Listen, it doesn’t work that way. Sure, if someone is super angry and betrayed, they will tell you all about how you hurt them. But most people when they’re breaking up with you just want you to go on your way and not be upset, so they’re not going to break down for you every reason they were unhappy and everything you did that bugged them. Especially if you’re sitting there beating yourself up and they feel bad. They’re not going to be honest with you. Do you think they want to sit there and rehash it with you and argue about it? Give you all kinds of material to try to defend and justify yourself and/or convince them you’ll change?? For what will honestly be hours? No, they just want to wrap it up.

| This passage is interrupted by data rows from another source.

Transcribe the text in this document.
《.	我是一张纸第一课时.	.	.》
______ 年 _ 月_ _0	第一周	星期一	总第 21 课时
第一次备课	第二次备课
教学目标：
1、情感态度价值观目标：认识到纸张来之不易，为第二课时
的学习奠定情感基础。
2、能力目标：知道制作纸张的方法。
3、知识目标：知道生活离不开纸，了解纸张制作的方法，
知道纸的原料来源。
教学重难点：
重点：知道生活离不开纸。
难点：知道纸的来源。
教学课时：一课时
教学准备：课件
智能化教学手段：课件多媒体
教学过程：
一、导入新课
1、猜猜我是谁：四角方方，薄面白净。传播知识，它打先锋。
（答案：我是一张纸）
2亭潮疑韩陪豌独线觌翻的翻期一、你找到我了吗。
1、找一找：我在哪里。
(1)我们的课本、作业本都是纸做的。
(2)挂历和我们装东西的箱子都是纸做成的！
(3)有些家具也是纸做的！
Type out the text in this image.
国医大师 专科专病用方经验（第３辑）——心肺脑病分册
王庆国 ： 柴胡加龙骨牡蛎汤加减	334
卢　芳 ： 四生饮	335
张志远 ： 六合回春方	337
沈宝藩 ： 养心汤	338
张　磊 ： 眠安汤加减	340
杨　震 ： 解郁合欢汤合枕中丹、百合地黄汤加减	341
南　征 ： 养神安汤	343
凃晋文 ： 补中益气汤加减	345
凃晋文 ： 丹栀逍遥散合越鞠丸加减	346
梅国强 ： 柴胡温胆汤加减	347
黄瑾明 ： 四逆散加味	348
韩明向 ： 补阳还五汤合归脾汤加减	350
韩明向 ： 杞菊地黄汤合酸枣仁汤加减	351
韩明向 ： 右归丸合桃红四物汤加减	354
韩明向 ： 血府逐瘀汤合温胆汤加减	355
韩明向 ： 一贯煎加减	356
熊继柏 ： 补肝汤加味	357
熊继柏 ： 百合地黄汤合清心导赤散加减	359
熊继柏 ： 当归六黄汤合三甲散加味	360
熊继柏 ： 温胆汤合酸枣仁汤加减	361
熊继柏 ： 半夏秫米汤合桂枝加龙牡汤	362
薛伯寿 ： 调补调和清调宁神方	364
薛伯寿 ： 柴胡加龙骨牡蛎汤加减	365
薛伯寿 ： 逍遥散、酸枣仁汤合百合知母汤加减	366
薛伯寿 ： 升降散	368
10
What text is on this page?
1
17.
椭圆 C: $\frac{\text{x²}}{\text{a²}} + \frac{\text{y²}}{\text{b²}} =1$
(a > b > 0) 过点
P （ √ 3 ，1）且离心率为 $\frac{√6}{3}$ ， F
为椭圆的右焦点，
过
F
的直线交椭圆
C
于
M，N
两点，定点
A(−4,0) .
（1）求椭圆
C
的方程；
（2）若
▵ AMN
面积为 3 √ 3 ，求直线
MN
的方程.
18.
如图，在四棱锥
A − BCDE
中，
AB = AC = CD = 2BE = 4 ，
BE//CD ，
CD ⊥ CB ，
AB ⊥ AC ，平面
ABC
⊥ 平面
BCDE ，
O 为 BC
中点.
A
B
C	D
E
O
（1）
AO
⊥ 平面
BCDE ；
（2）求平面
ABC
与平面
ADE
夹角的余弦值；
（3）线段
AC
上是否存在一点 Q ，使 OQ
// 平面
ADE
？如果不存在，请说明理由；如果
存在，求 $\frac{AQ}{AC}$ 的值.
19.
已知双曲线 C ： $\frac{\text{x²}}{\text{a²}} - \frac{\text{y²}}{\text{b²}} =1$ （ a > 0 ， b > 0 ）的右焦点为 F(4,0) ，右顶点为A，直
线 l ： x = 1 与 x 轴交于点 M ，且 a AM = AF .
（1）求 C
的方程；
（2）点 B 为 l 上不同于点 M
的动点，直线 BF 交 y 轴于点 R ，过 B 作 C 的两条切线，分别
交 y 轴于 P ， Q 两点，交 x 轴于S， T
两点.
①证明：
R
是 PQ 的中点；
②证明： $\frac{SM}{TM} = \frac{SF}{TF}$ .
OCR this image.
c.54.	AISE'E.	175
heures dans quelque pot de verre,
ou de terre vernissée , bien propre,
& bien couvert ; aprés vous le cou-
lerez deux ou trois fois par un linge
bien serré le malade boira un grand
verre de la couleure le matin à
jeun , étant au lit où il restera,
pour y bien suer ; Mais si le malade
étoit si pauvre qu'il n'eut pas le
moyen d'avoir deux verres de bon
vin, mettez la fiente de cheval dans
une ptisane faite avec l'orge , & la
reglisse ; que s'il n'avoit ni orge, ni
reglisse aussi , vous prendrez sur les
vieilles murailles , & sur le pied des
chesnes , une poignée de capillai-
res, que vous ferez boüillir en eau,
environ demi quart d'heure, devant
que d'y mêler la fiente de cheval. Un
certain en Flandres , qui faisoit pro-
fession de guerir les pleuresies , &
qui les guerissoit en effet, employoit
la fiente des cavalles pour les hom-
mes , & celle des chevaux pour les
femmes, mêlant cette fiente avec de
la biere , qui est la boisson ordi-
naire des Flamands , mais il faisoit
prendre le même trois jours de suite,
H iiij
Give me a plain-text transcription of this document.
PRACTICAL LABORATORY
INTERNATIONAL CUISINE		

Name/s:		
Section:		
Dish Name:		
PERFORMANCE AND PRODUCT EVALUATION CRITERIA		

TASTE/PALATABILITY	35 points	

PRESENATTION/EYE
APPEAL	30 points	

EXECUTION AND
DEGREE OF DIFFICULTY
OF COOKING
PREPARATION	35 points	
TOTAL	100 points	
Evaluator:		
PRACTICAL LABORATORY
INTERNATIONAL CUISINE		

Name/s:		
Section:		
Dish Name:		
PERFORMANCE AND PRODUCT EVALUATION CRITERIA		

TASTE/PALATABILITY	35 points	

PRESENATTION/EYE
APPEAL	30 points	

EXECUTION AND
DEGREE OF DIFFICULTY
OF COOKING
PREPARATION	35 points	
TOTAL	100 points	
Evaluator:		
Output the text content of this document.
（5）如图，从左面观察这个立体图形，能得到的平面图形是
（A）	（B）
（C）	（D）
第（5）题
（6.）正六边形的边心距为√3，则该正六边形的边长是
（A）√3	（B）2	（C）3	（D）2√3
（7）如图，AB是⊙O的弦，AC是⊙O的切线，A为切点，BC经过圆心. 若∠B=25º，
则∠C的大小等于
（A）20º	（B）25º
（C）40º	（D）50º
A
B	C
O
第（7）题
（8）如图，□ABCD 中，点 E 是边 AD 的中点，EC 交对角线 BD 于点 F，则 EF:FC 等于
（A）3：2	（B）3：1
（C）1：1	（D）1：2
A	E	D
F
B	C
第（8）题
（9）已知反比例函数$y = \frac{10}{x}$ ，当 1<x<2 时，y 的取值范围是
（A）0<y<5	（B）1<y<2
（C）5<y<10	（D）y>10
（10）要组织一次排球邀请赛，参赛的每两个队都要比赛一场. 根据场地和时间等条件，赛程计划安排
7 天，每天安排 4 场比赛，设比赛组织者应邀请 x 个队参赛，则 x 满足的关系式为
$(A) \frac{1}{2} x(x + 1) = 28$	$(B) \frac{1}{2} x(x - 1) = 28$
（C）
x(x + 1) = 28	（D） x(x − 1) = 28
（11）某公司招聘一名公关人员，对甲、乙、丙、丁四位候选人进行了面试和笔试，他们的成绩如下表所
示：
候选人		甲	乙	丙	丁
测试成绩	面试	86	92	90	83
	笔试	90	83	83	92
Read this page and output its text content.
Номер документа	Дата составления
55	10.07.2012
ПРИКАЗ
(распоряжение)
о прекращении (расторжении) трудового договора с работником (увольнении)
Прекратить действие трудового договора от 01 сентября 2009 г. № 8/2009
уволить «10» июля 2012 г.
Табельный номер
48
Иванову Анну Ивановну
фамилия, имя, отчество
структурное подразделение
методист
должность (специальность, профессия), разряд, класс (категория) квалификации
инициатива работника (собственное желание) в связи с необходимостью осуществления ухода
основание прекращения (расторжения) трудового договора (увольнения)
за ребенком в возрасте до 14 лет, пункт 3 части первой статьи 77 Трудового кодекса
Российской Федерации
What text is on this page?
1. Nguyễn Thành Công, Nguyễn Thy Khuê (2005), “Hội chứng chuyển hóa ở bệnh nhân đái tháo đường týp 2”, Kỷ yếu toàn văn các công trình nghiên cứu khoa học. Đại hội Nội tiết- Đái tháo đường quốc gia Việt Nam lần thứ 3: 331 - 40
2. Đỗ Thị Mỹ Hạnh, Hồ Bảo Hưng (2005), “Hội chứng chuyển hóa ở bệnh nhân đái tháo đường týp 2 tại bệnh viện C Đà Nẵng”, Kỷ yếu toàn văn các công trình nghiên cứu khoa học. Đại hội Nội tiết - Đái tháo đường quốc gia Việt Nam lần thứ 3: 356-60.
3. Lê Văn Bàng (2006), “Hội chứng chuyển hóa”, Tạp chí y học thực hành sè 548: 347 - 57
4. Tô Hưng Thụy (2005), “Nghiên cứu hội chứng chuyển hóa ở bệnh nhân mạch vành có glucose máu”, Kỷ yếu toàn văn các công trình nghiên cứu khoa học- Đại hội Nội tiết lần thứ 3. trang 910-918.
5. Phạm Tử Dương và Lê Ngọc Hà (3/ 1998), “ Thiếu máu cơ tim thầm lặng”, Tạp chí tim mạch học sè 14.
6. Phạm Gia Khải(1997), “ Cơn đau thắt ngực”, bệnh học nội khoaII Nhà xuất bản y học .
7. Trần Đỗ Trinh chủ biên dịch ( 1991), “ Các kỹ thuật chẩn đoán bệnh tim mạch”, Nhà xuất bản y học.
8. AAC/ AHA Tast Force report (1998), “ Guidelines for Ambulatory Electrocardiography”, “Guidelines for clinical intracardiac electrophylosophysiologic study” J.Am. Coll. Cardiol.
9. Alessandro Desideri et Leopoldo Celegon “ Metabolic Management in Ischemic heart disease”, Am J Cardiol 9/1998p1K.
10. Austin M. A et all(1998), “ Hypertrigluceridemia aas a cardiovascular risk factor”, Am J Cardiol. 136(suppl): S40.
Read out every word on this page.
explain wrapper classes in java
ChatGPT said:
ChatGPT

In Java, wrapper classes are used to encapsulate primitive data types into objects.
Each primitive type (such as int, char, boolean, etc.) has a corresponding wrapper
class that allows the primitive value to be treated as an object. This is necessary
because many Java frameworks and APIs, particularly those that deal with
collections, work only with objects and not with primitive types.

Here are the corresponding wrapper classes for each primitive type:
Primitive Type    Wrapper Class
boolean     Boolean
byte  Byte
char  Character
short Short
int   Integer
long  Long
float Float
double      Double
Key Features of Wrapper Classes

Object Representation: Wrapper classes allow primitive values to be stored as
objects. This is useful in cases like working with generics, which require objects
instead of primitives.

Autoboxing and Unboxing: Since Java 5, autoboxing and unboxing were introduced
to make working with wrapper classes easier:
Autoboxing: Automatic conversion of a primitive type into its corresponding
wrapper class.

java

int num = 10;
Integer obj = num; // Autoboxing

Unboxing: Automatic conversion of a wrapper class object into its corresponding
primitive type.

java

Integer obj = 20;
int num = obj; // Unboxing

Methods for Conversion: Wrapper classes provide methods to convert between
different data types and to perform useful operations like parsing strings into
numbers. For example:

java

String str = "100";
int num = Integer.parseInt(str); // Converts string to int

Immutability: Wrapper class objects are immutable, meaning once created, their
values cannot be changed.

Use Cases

You need to actually be aware of how your behavior here was problematic, and I don’t think you are. You basically just said you’re hearing us but you don’t think you did anything wrong because he said you didn’t.August 4, 2020 at 6:37 pm #927447
Or I mean, you don’t even have to learn anything from this experience, you just need to accept that he was unhappy in the relationship, it wasn’t working for him, and he’s done. It seems like you think if you didn’t do anything wrong then he’ll come around and change his mind.August 4, 2020 at 6:51 pm #927478
No. From the get go of the break up I mentioned all these things everyone here has pointed out. I said I pushed him too much, I said he felt smothered. Not trying to make him feel bad trying to make sense of it in my head. I can’t be bothered to argue with people that don’t know me don’t know him and don’t know the last 5 years.
I don’t expect him to come around and change his mind. And I get that he wasn’t happy. I’m not sat around waiting for him. I haven’t concluded that I did nothing wrong, like I said I am far from perfect. I do see where my behaviour was ‘problematic’ but I am saying that I never acted how I did in a malicious way and I NEVER did anything to cause a problem. But unfortunately the effort I put in was with someone that didn’t want it. Simple as. That doesn’t make me a bad person it means I just spent time on the wrong person.